Indie studio Entertainment One has signed a deal to acquire U.K.-based Audio Network, a creator and publisher of music for film, TV and other entertainment content, for around $215 million in cash and stock.
The transaction, which will see Audio Network's management, led by founder and chairman Andrew Sunnucks and CEO Robb Smith, remain with the company, will add around 150,000 music tracks across all genres to eOne's existing catalog and over 1,000 composers, singer-songwriters and emerging artists to its talent roster.
Audio Network does business from music licensing, much of which comes from annual subscription-based revenue and publishing royalties.
"The combination of eOne's front-end commercial artist catalogue and Audio Network's extensive premium production music creates a one-stop solution for business customers seeking high-quality music," eOne CEO Darren Throop said in a statement.
Toronto-based eOne said that absorbing Audio Network "is expected to create scale, synergies and revenue opportunities" across the film, TV and music studio.
Audio Network will operate under the umbrella of eOne's music business, which is led by president Chris Taylor.
"Our relationships with artists and composers have been at the heart of our business from the very start.

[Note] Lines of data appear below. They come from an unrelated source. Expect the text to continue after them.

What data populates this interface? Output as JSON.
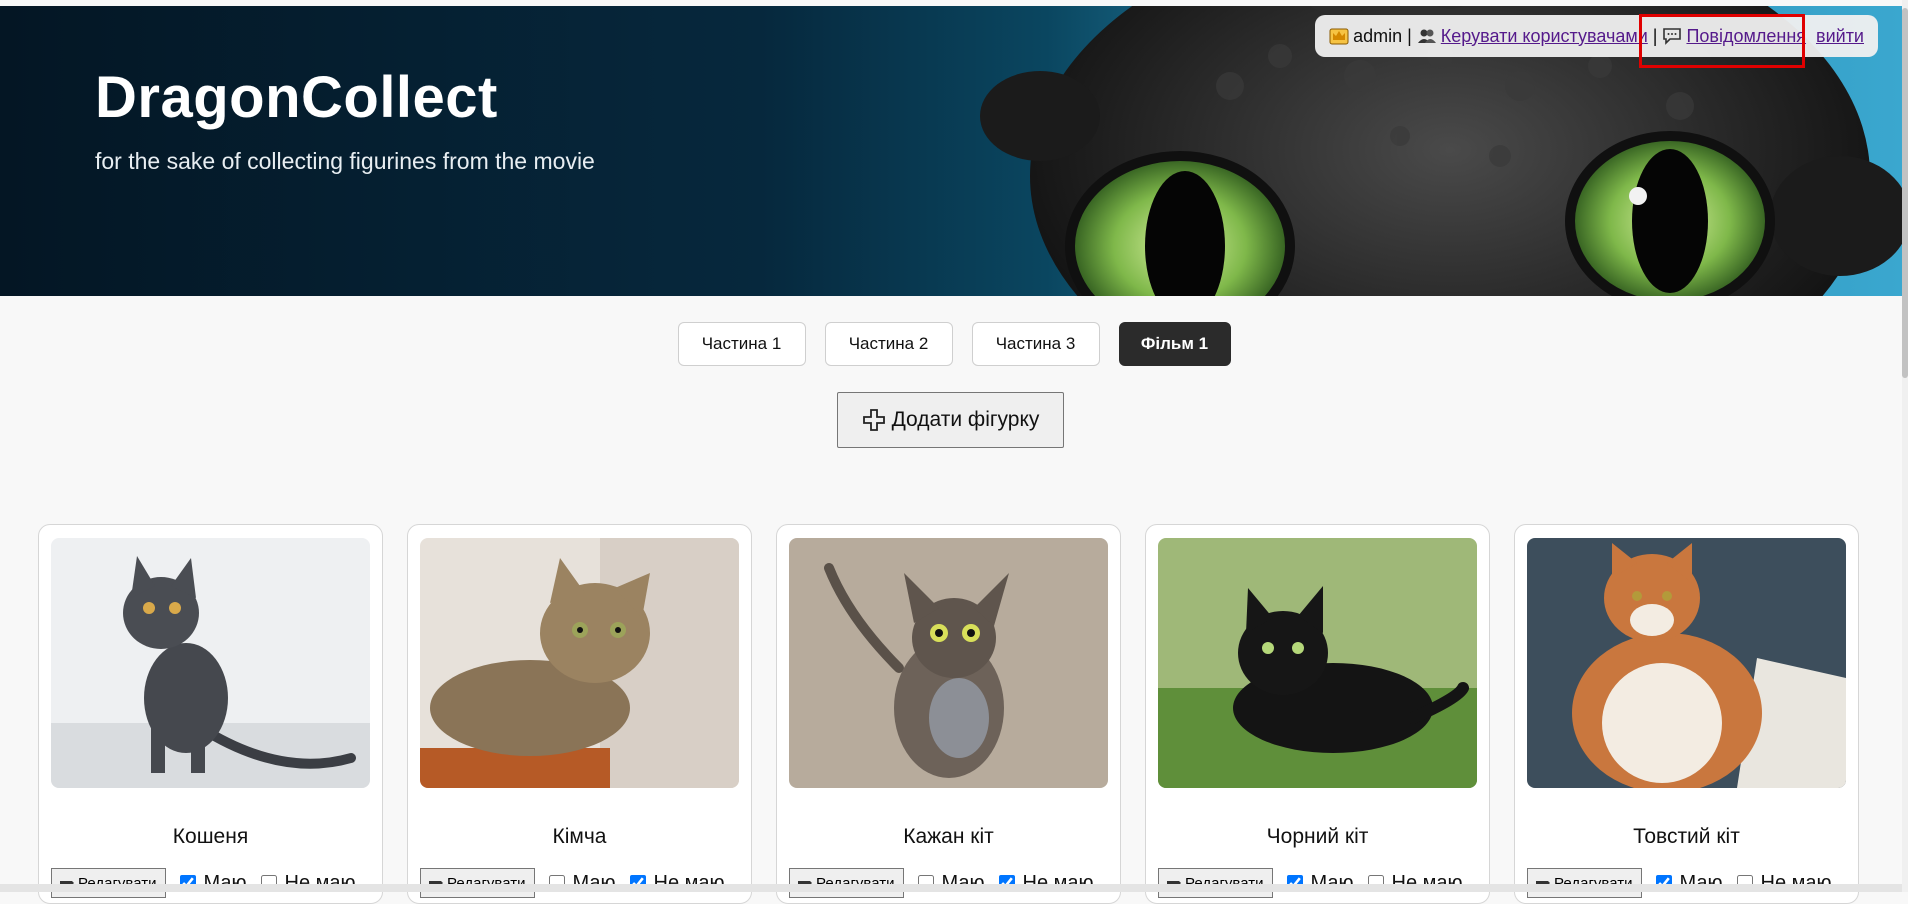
{
  "brand": {
    "title": "DragonCollect",
    "subtitle": "for the sake of collecting figurines from the movie"
  },
  "userbar": {
    "username": "admin",
    "separator": "|",
    "manage_users": "Керувати користувачами",
    "messages": "Повідомлення",
    "logout": "вийти"
  },
  "tabs": [
    {
      "label": "Частина 1",
      "active": false
    },
    {
      "label": "Частина 2",
      "active": false
    },
    {
      "label": "Частина 3",
      "active": false
    },
    {
      "label": "Фільм 1",
      "active": true
    }
  ],
  "add_button": {
    "label": "Додати фігурку",
    "icon": "plus-icon"
  },
  "cards": [
    {
      "name": "Кошеня",
      "edit_label": "Редагувати",
      "have_label": "Маю",
      "not_have_label": "Не маю",
      "have": true,
      "not_have": false
    },
    {
      "name": "Кімча",
      "edit_label": "Редагувати",
      "have_label": "Маю",
      "not_have_label": "Не маю",
      "have": false,
      "not_have": true
    },
    {
      "name": "Кажан кіт",
      "edit_label": "Редагувати",
      "have_label": "Маю",
      "not_have_label": "Не маю",
      "have": false,
      "not_have": true
    },
    {
      "name": "Чорний кіт",
      "edit_label": "Редагувати",
      "have_label": "Маю",
      "not_have_label": "Не маю",
      "have": true,
      "not_have": false
    },
    {
      "name": "Товстий кіт",
      "edit_label": "Редагувати",
      "have_label": "Маю",
      "not_have_label": "Не маю",
      "have": true,
      "not_have": false
    }
  ],
  "colors": {
    "active_tab": "#2b2b2b",
    "link": "#551a8b",
    "highlight": "#e00000",
    "checkbox": "#0a66d8"
  }
}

In joining eOne, we are becoming part of an incredible global entertainment family and will have the continued opportunity to create and record the world's best music and share it globally," said Sunnucks in his own statement.
Away from music, eOne is prioritizing its business around Designated Survivor producer Mark Gordon and eOne Television; the family unit, driven by its Peppa Pig and PJ Masks franchises; international sales and production operation Sierra/Affinity; partnership in Amblin Partners with Steven Spielberg, Participant Media and Reliance Entertainment; and Brad Weston's film and TV producer Makeready.
Its upcoming slate includes Scary Stories to Tell in the Dark and the Diane Keaton starrer Poms.